According to Tribe, Trump’s repeated requests of Ukraine to launch a public investigation into former Vice President Joe Biden, a Democratic candidate in the 2020 presidential race, embodied the wrongful use of the office that the writers of the Constitution meant to be cause for impeachment.
“This isn’t just using the president’s power to benefit himself,” Tribe said, “but it’s doing that in a way that endangers our national security, and that corrupts the electoral process by inviting foreign involvement.”
Further, Tribe implied that the second article of impeachment introduced against Trump—obstruction of Congress—was valid, because Trump, unlike “all prior presidents,” has not cooperated with the impeachment process. The Trump administration has refused to comply with subpoenas from Congress to hand over documents related to Trump’s actions toward Ukraine and by ordering witnesses not to testify at impeachment hearings.
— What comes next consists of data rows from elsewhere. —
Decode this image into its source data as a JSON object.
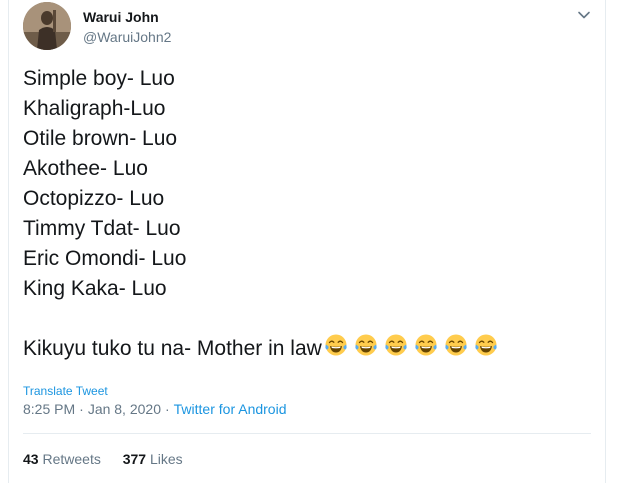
{
  "author": {
    "name": "Warui John",
    "handle": "@WaruiJohn2"
  },
  "tweet": {
    "lines": [
      "Simple boy- Luo",
      "Khaligraph-Luo",
      "Otile brown- Luo",
      "Akothee- Luo",
      "Octopizzo- Luo",
      "Timmy Tdat- Luo",
      "Eric Omondi- Luo",
      "King Kaka- Luo"
    ],
    "last_line": "Kikuyu tuko tu na- Mother in law",
    "emoji_name": "face-with-tears-of-joy-icon",
    "emoji_count": 6
  },
  "translate_label": "Translate Tweet",
  "meta": {
    "time": "8:25 PM",
    "separator1": "·",
    "date": "Jan 8, 2020",
    "separator2": "·",
    "source": "Twitter for Android"
  },
  "stats": {
    "retweets_count": "43",
    "retweets_label": "Retweets",
    "likes_count": "377",
    "likes_label": "Likes"
  },
  "colors": {
    "link": "#1b95e0",
    "secondary": "#657786",
    "primary": "#14171a",
    "border": "#e6ecf0"
  }
}
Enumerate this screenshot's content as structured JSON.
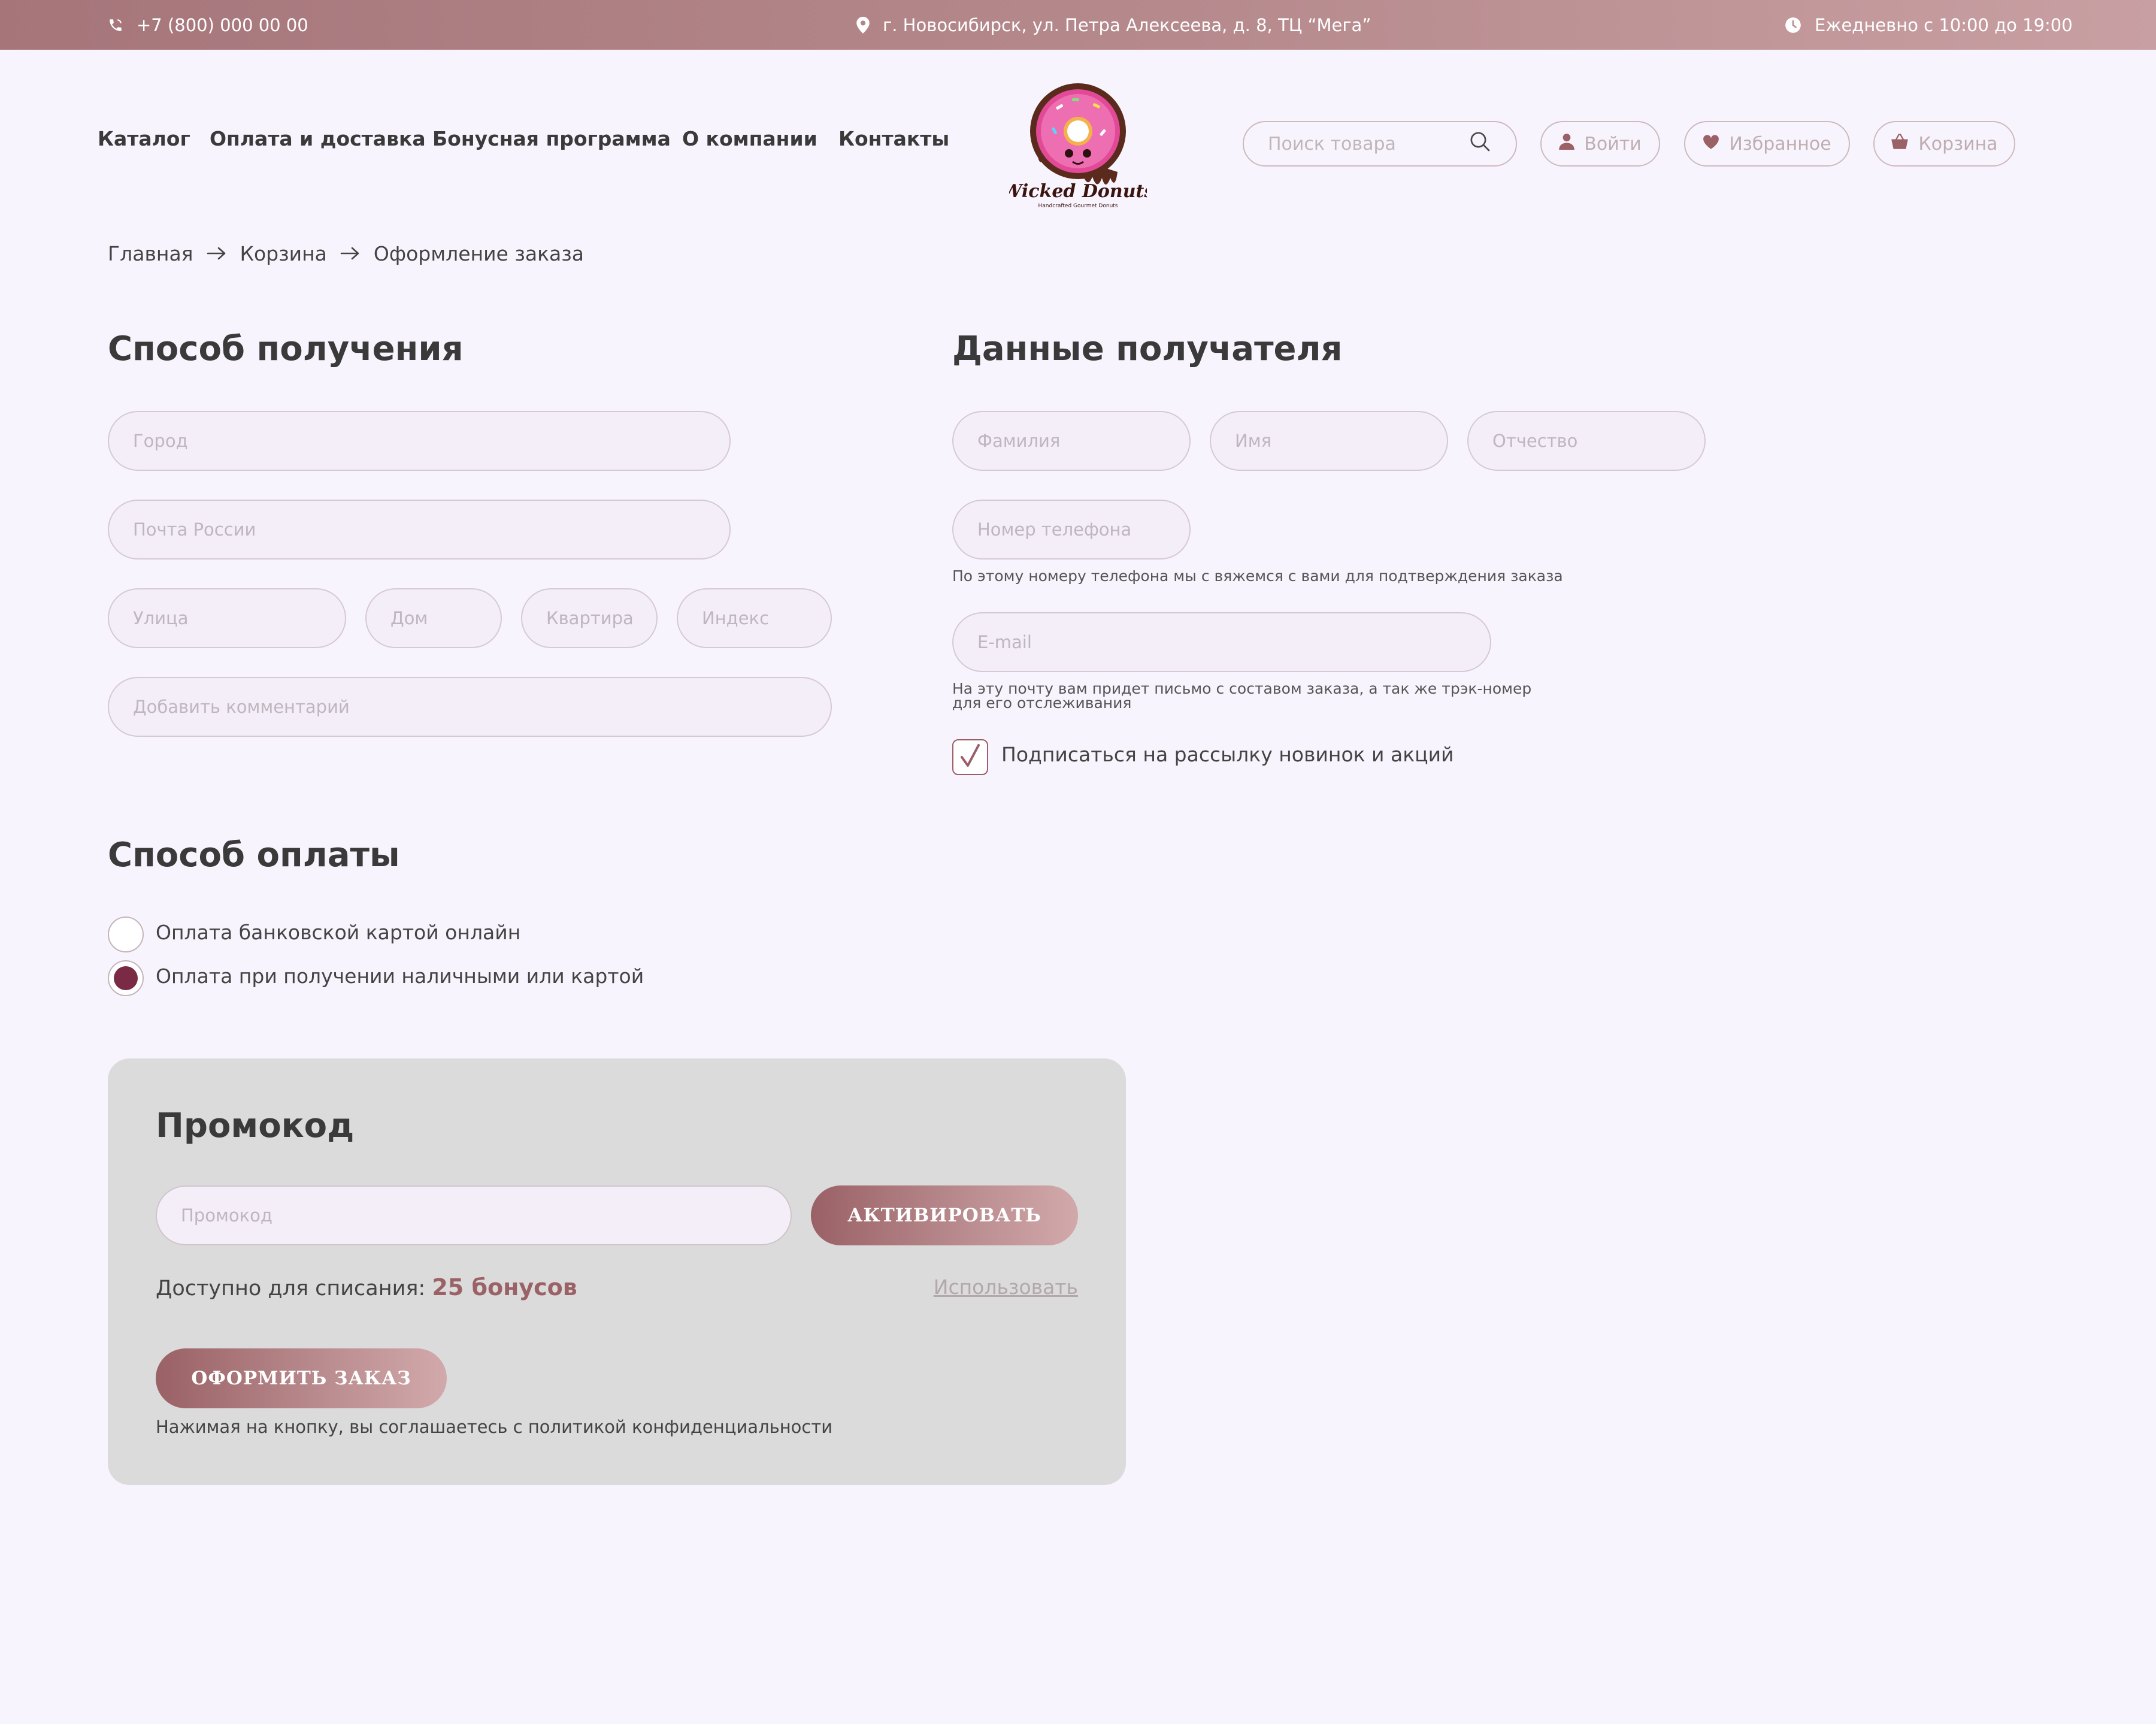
{
  "colors": {
    "accent": "#9a6166",
    "topbar_start": "#a5757a",
    "topbar_end": "#c89fa2",
    "background": "#f8f4fd",
    "radio_selected": "#7a2a44",
    "card_background": "#dbdbdb"
  },
  "topbar": {
    "phone": "+7 (800) 000 00 00",
    "address": "г. Новосибирск, ул. Петра Алексеева, д. 8, ТЦ “Мега”",
    "hours": "Ежедневно с 10:00 до 19:00",
    "icons": [
      "phone-icon",
      "location-pin-icon",
      "clock-icon"
    ]
  },
  "nav": {
    "items": [
      "Каталог",
      "Оплата и доставка",
      "Бонусная программа",
      "О компании",
      "Контакты"
    ]
  },
  "logo": {
    "name": "Wicked Donuts",
    "tagline": "Handcrafted Gourmet Donuts"
  },
  "header_actions": {
    "search_placeholder": "Поиск товара",
    "login": "Войти",
    "favorites": "Избранное",
    "cart": "Корзина",
    "icons": [
      "search-icon",
      "user-icon",
      "heart-icon",
      "basket-icon"
    ]
  },
  "breadcrumb": [
    "Главная",
    "Корзина",
    "Оформление заказа"
  ],
  "delivery": {
    "title": "Способ получения",
    "city_placeholder": "Город",
    "service_placeholder": "Почта России",
    "street_placeholder": "Улица",
    "house_placeholder": "Дом",
    "apartment_placeholder": "Квартира",
    "index_placeholder": "Индекс",
    "comment_placeholder": "Добавить комментарий"
  },
  "recipient": {
    "title": "Данные получателя",
    "lastname_placeholder": "Фамилия",
    "firstname_placeholder": "Имя",
    "patronymic_placeholder": "Отчество",
    "phone_placeholder": "Номер телефона",
    "phone_hint": "По этому номеру телефона мы с вяжемся с вами для подтверждения заказа",
    "email_placeholder": "E-mail",
    "email_hint_line1": "На эту почту вам придет письмо с составом заказа, а так же трэк-номер",
    "email_hint_line2": "для его отслеживания",
    "subscribe_label": "Подписаться на рассылку новинок и акций",
    "subscribe_checked": true
  },
  "payment": {
    "title": "Способ оплаты",
    "options": [
      {
        "label": "Оплата банковской картой онлайн",
        "selected": false
      },
      {
        "label": "Оплата при получении наличными или картой",
        "selected": true
      }
    ]
  },
  "promo": {
    "title": "Промокод",
    "input_placeholder": "Промокод",
    "activate_label": "АКТИВИРОВАТЬ",
    "available_label": "Доступно для списания:",
    "available_value": "25 бонусов",
    "use_link": "Использовать",
    "submit_label": "ОФОРМИТЬ ЗАКАЗ",
    "agreement": "Нажимая на кнопку, вы соглашаетесь с политикой конфиденциальности"
  }
}
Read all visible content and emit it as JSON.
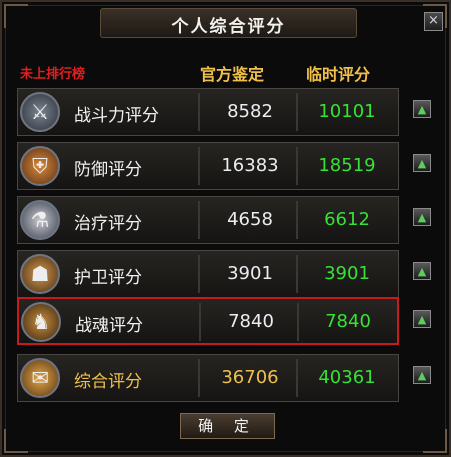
{
  "window": {
    "title": "个人综合评分",
    "close_icon": "×"
  },
  "header": {
    "rank_label": "未上排行榜",
    "col_official": "官方鉴定",
    "col_temp": "临时评分"
  },
  "rows": [
    {
      "label": "战斗力评分",
      "official": "8582",
      "temp": "10101",
      "icon": "crossed-swords-icon"
    },
    {
      "label": "防御评分",
      "official": "16383",
      "temp": "18519",
      "icon": "shield-icon"
    },
    {
      "label": "治疗评分",
      "official": "4658",
      "temp": "6612",
      "icon": "potion-icon"
    },
    {
      "label": "护卫评分",
      "official": "3901",
      "temp": "3901",
      "icon": "guard-icon"
    },
    {
      "label": "战魂评分",
      "official": "7840",
      "temp": "7840",
      "icon": "warrior-spirit-icon",
      "highlighted": true
    },
    {
      "label": "综合评分",
      "official": "36706",
      "temp": "40361",
      "icon": "scroll-icon",
      "gold": true
    }
  ],
  "footer": {
    "ok_label": "确 定"
  },
  "colors": {
    "accent_gold": "#f0c04a",
    "temp_green": "#35e235",
    "highlight_red": "#c81a1a",
    "rank_red": "#e02020"
  }
}
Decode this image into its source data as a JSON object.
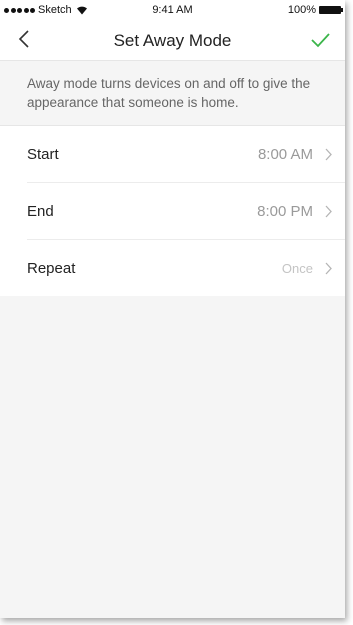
{
  "status_bar": {
    "carrier": "Sketch",
    "time": "9:41 AM",
    "battery": "100%"
  },
  "nav": {
    "title": "Set Away Mode",
    "back_icon": "chevron-left-icon",
    "confirm_icon": "checkmark-icon",
    "confirm_color": "#3bb54a"
  },
  "description": "Away mode turns devices on and off to give the appearance that someone is home.",
  "settings": [
    {
      "label": "Start",
      "value": "8:00 AM"
    },
    {
      "label": "End",
      "value": "8:00 PM"
    },
    {
      "label": "Repeat",
      "value": "Once"
    }
  ]
}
Tribe said that if Trump continued to refuse compliance with the investigation and deny the Constitutional power of the House of Representatives to proceed with impeachment, then his actions would be tantamount to those of a dictator.
“And if this isn’t impeachable, as many have said, then nothing is,” he concluded.
Tribe supported impeaching the president before Trump’s July phone call with Zelenskiy. In 2018, along with Georgetown Law professor Josh Matz, he co-authored the book To End a Presidency: The Power of Impeachment. A month before Trump’s phone call with Zelenskiy, Tribe authored an opinion piece in the Washington Post in which he argued for the benefits of impeaching Trump in the House of Representatives, even if the Senate did not convict him. “The resolution, expressly and formally proclaiming the president impeachable but declining to play the Senate’s corrupt game, is one that even a president accustomed to treating everything as a victory would be hard-pressed to characterize as a vindication,” Tribe wrote.
Tribe reiterated his call to impeach in a November op-ed for Newsweek in which he referred to Trump as America’s “anti-president,” an embodiment of the “demagogue” whom Alexander Hamilton predicted would one day require impeachment to be removed from office.